If we use a database of optical constants, given wavelength by wavelength, still the most straightforward calculation is to run the solver for each wavelength separately. Even if there is at present no graphical user interface for running such calculations, GSvit works with simple text files and one can write a script for running it across multiple wavelengths relatively easily. This is how majority of spectral calculations in this documentation was obtained.
If we use no spectral dependence of optical constants at all, use optical models that are given by some functional dependence of dielectric properties, e.g. the metal models like Drude + critical points, or if we fit our optical constants to be in this form, we can run the calculations with broadband excitation, significantly shortening the computation time and not needing any script at all.

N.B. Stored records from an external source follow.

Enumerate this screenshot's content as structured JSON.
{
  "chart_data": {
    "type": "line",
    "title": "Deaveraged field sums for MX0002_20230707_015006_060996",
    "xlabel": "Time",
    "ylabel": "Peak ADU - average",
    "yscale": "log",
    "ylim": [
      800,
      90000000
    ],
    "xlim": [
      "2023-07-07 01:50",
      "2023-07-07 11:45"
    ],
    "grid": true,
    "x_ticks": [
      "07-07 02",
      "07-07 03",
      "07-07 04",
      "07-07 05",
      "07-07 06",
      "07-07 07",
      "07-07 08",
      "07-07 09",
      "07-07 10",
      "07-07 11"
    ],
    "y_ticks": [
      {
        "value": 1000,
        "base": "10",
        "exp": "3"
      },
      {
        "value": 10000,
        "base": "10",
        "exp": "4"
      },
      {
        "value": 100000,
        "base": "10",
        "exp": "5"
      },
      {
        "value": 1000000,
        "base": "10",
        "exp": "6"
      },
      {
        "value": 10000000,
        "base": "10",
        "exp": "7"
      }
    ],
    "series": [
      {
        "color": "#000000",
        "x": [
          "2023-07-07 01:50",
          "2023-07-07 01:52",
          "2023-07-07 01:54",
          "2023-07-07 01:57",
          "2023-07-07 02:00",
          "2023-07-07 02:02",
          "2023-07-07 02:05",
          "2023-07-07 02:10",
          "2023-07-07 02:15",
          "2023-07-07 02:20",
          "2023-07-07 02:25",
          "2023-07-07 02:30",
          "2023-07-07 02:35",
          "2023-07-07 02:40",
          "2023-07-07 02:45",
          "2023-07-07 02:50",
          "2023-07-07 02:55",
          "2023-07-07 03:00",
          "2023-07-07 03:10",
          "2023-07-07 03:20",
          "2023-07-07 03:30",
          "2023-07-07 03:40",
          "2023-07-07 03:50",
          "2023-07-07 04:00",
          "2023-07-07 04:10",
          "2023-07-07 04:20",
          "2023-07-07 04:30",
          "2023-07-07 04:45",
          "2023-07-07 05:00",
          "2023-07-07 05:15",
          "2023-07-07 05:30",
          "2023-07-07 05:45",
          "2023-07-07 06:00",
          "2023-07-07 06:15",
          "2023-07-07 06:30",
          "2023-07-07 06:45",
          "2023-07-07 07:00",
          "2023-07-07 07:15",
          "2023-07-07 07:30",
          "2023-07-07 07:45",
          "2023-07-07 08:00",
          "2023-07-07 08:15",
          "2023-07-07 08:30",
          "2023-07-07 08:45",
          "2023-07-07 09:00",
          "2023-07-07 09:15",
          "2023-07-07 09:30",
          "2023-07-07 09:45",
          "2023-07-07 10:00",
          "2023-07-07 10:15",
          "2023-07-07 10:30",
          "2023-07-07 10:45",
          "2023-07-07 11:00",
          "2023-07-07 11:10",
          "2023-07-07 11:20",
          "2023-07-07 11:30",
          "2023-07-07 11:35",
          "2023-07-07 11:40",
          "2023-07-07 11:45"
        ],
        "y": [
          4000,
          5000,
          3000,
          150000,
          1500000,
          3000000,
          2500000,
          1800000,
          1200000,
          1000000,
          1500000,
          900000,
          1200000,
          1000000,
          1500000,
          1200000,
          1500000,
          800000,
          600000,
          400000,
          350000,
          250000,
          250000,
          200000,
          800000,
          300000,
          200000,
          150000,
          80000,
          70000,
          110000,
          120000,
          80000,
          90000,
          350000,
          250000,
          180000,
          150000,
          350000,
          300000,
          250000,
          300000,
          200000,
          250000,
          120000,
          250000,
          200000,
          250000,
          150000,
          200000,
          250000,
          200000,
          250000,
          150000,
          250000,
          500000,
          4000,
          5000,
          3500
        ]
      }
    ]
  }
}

Broadband calculations in FDTD are based on use of a broadband excitation, so instead of feeding our source with a sine function we use something with wider spectrum, like Gaussian function. Then we analyze the results using Fourier transform to get the spectral dependence.
An example that can be used to benchmark such calculation can be the reflection on a thick gold metal layer, that should give the results comparable to reference values (refractiveindex.info).
Note that the disagreement between the model results and reference values is mostly caused by the Drude+2CP model itself - the dielectric properties used in the calculations are already an approximation.
There are several aspects to consider when setting up broadband calculations. The FFT result is discrete and the set of wavelengths that are computed depends on the length of the input data. As seen above, it is also non-linear, the most dense are the high frequencies (short wavelengths). The source itself has some spectral dependence and the result should be corrected for this (the source spectrum is automatically placed in xspectrum.txt file). A more detailed tutorial on these aspects will be available in future.
Sample parameter file: broadband calculation.
A thin stripe of material with periodic boundary conditions to simulate reflection on a metallic material using broadband excitation. Results of calculation are in rpoint_broadband_fft.txt (FFT processed values at point above the gold layer) and xspectrum.txt (source spectral dependence).